One area where market competition and regulatory compliance produce better results, perhaps.

@davidbcohen @fullfathomfive @FreakyFwoof It is also an area where people who just came into it from a coding angle have not enough experience in how to get stuff right, and getting experience "naturally" is very labor-intense, and there aren't as much good teaching resources about it as there are about "just writing software".
@fullfathomfive This includes all sorts of choices OSS developers make. I’m constantly amazed at how shitty most software available on Linux is.
@fullfathomfive @VulpineAmethyst While I often hate Apple, the way the accessibility was introduced by baking it into iOS made so many things easier for me.
I had 2 blind clients, and seeing them navigate a touch screen at speed because everything was standardised was impressive.
@x0 @fullfathomfive That's what I was asking! Even telling those developers for those fediversal apps like when I told @dansup about their apps like loops, Sup and all if they become accessible for blind people... Let all 100% of open-sourced software be accessible for us blind people! 100% open source, 0% cloced sourced. Down with big brother, down with big brother! @FreakyFwoof
@fullfathomfive "More than half of all people using a phone use accessibility features. Do you really want to exclude half your users?"
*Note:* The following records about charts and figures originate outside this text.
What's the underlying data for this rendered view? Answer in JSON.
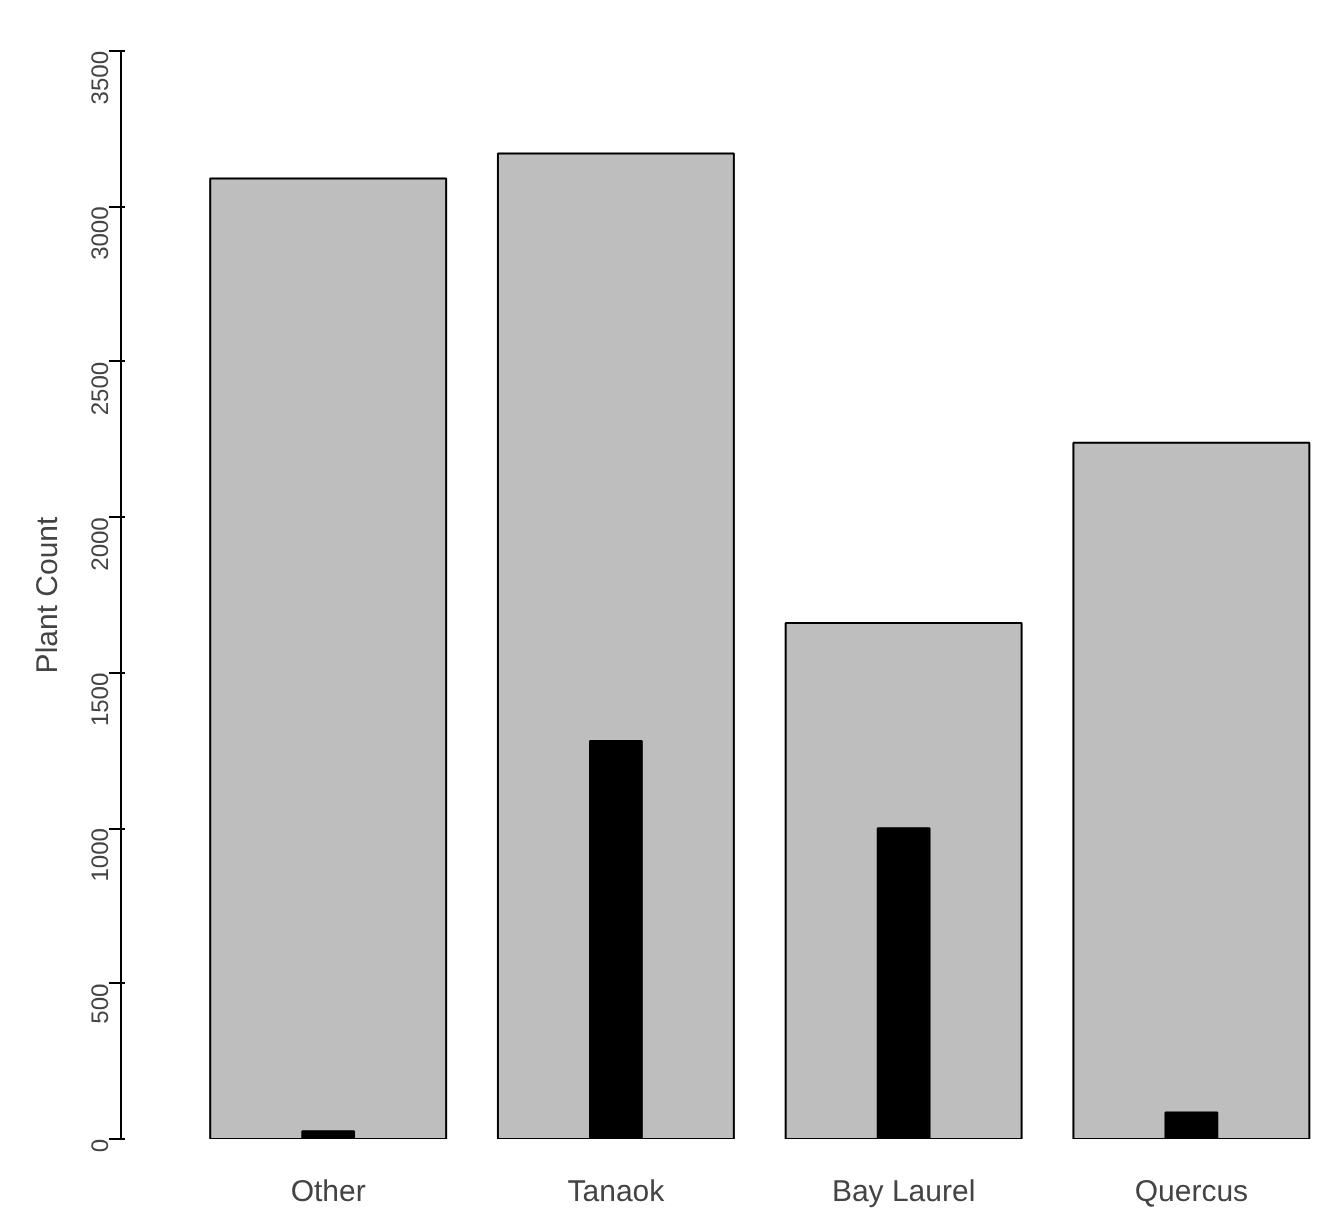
{
  "chart_data": {
    "type": "bar",
    "ylabel": "Plant Count",
    "categories": [
      "Other",
      "Tanaok",
      "Bay Laurel",
      "Quercus"
    ],
    "series": [
      {
        "color": "#bebebe",
        "values": [
          3090,
          3170,
          1660,
          2240
        ]
      },
      {
        "color": "#000000",
        "values": [
          25,
          1280,
          1000,
          85
        ]
      }
    ],
    "ylim": [
      0,
      3500
    ],
    "yticks": [
      0,
      500,
      1000,
      1500,
      2000,
      2500,
      3000,
      3500
    ],
    "grid": false
  }
}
The amount of websites and apps that I have to turn off large text in order to operate is absolutely bonkers to me. I'm 25, my vision is only gonna get worse, and I'm not even vision impaired. I have the same condition that a shitton of people get as they get older, and not everyone can afford the optometrist and reading glasses. The default text is fucking tiny
@fullfathomfive In this day and age, expecting accessibility is considered, even by some of the blind community, supposedly to be blind entitlement, unfortunately, and developers on the other hand figure we've got our vertual care givers in the form of aira or be My eyes, so they can't be bothered to make their software or websites accessible out of the box. I mean, we're living in a day and age where accessibility is in itself a dirty word and has to be replaced by a cutesy abirevation.